One of the key outcomes assessed in the analysis was pathological response, with major pathological response (MPR) defined as 10% or less of viable tumor cells, and PCR defined as the absence of viable tumor cells. MPR was observed in 30% of patients, while PCR was achieved in 13.5% of the cohort, with higher rates of PCR in the nivolumab plus ipilimumab group (26.7%). Importantly, patients who achieved MPR or PCR had significantly improved long-term outcomes, with 5-year EFS rates of 74.0% for MPR and 77.5% for PCR, and OS rates of 81.7% for MPR and 85.5% for PCR.

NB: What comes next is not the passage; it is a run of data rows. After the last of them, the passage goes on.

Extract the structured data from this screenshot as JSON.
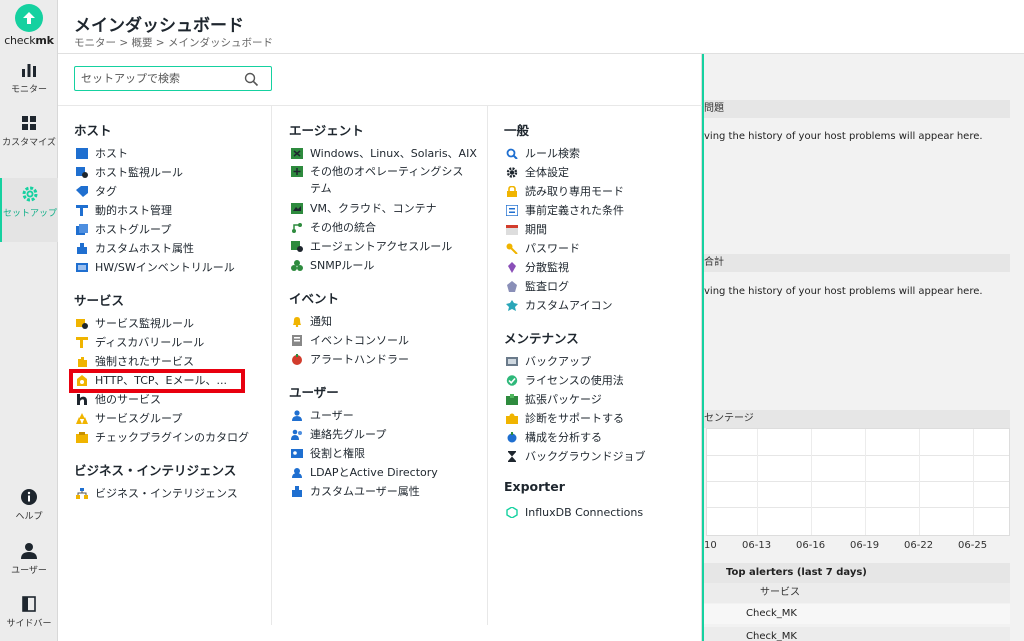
{
  "app": {
    "logo_text": "check",
    "logo_text_bold": "mk",
    "page_title": "メインダッシュボード",
    "breadcrumb": "モニター > 概要 > メインダッシュボード"
  },
  "colors": {
    "accent": "#15d1a0",
    "highlight": "#e8000f"
  },
  "nav": {
    "monitor": "モニター",
    "customize": "カスタマイズ",
    "setup": "セットアップ",
    "help": "ヘルプ",
    "user": "ユーザー",
    "sidebar": "サイドバー"
  },
  "search": {
    "placeholder": "セットアップで検索",
    "value": ""
  },
  "menu": {
    "col1": [
      {
        "topic": "ホスト",
        "items": [
          {
            "label": "ホスト",
            "icon": "host-icon"
          },
          {
            "label": "ホスト監視ルール",
            "icon": "host-rules-icon"
          },
          {
            "label": "タグ",
            "icon": "tag-icon"
          },
          {
            "label": "動的ホスト管理",
            "icon": "dynamic-host-icon"
          },
          {
            "label": "ホストグループ",
            "icon": "host-group-icon"
          },
          {
            "label": "カスタムホスト属性",
            "icon": "custom-attr-icon"
          },
          {
            "label": "HW/SWインベントリルール",
            "icon": "inventory-icon"
          }
        ]
      },
      {
        "topic": "サービス",
        "items": [
          {
            "label": "サービス監視ルール",
            "icon": "service-rules-icon"
          },
          {
            "label": "ディスカバリールール",
            "icon": "discovery-icon"
          },
          {
            "label": "強制されたサービス",
            "icon": "enforced-icon"
          },
          {
            "label": "HTTP、TCP、Eメール、...",
            "icon": "network-services-icon"
          },
          {
            "label": "他のサービス",
            "icon": "other-services-icon"
          },
          {
            "label": "サービスグループ",
            "icon": "service-group-icon"
          },
          {
            "label": "チェックプラグインのカタログ",
            "icon": "catalog-icon"
          }
        ]
      },
      {
        "topic": "ビジネス・インテリジェンス",
        "items": [
          {
            "label": "ビジネス・インテリジェンス",
            "icon": "bi-icon"
          }
        ]
      }
    ],
    "col2": [
      {
        "topic": "エージェント",
        "items": [
          {
            "label": "Windows、Linux、Solaris、AIX",
            "icon": "os-agent-icon"
          },
          {
            "label": "その他のオペレーティングシステム",
            "icon": "other-os-icon"
          },
          {
            "label": "VM、クラウド、コンテナ",
            "icon": "vm-icon"
          },
          {
            "label": "その他の統合",
            "icon": "integration-icon"
          },
          {
            "label": "エージェントアクセスルール",
            "icon": "agent-access-icon"
          },
          {
            "label": "SNMPルール",
            "icon": "snmp-icon"
          }
        ]
      },
      {
        "topic": "イベント",
        "items": [
          {
            "label": "通知",
            "icon": "bell-icon"
          },
          {
            "label": "イベントコンソール",
            "icon": "event-console-icon"
          },
          {
            "label": "アラートハンドラー",
            "icon": "alert-handler-icon"
          }
        ]
      },
      {
        "topic": "ユーザー",
        "items": [
          {
            "label": "ユーザー",
            "icon": "user-icon"
          },
          {
            "label": "連絡先グループ",
            "icon": "contact-group-icon"
          },
          {
            "label": "役割と権限",
            "icon": "roles-icon"
          },
          {
            "label": "LDAPとActive Directory",
            "icon": "ldap-icon"
          },
          {
            "label": "カスタムユーザー属性",
            "icon": "custom-user-icon"
          }
        ]
      }
    ],
    "col3": [
      {
        "topic": "一般",
        "items": [
          {
            "label": "ルール検索",
            "icon": "rule-search-icon"
          },
          {
            "label": "全体設定",
            "icon": "gear-icon"
          },
          {
            "label": "読み取り専用モード",
            "icon": "lock-icon"
          },
          {
            "label": "事前定義された条件",
            "icon": "condition-icon"
          },
          {
            "label": "期間",
            "icon": "calendar-icon"
          },
          {
            "label": "パスワード",
            "icon": "key-icon"
          },
          {
            "label": "分散監視",
            "icon": "distributed-icon"
          },
          {
            "label": "監査ログ",
            "icon": "audit-icon"
          },
          {
            "label": "カスタムアイコン",
            "icon": "custom-icon-icon"
          }
        ]
      },
      {
        "topic": "メンテナンス",
        "items": [
          {
            "label": "バックアップ",
            "icon": "backup-icon"
          },
          {
            "label": "ライセンスの使用法",
            "icon": "license-icon"
          },
          {
            "label": "拡張パッケージ",
            "icon": "package-icon"
          },
          {
            "label": "診断をサポートする",
            "icon": "diagnostics-icon"
          },
          {
            "label": "構成を分析する",
            "icon": "analyze-icon"
          },
          {
            "label": "バックグラウンドジョブ",
            "icon": "hourglass-icon"
          }
        ]
      },
      {
        "topic": "Exporter",
        "items": [
          {
            "label": "InfluxDB Connections",
            "icon": "influxdb-icon"
          }
        ]
      }
    ]
  },
  "dashboard": {
    "bar1": "問題",
    "msg1": "ving the history of your host problems will appear here.",
    "bar2": "合計",
    "msg2": "ving the history of your host problems will appear here.",
    "bar3": "センテージ",
    "ticks": [
      "10",
      "06-13",
      "06-16",
      "06-19",
      "06-22",
      "06-25"
    ],
    "alerters_title": "Top alerters (last 7 days)",
    "alerters_header": "サービス",
    "alerters_rows": [
      "Check_MK",
      "Check_MK"
    ]
  }
}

The analysis also highlighted the role of biomarkers in predicting response to therapy. In the nivolumab cohort, PD-L1 positivity was associated with improved EFS, though this correlation was not seen in the nivolumab plus ipilimumab group. Additionally, the presence of KRAS co-mutations (including STK11, KEAP1 , and/or SMARCA4 mutations) was linked to worse outcomes in patients treated with nivolumab alone, but this AE was mitigated in the combination therapy group.
These findings suggest that biomarker-driven approaches could help identify patients who are most likely to benefit from neoadjuvant regimens. For example, patients with KRAS co-mutations may respond better to the nivolumab plus ipilimumab combination therapy, while those with PD-L1 positive tumors may benefit more from nivolumab monotherapy.
The results from the CheckMate 77T trial and the NEOSTAR and CA209-159 combined trial analysis highlight significant advances in the use of ICIs for resectable NSCLC. Based on the findings, perioperative nivolumab was shown to improve EFS and reduce molecular recurrence, particularly in patients who achieved ctDNA clearance. Meanwhile, neoadjuvant nivolumab, either alone or in combination with ipilimumab, provided durable long-term survival benefits, especially for patients who achieved pathological response. These findings underscore the importance of integrating immunotherapy into early-stage lung cancer treatment and pave the way for more personalized, biomarker-driven investigations in the future.
Spicer JD, Reuss JE. Mini oral session 1: Non-metastatic NSCLC. ESMO Congress 2024; Barcelona, Spain; September 13-17, 2024.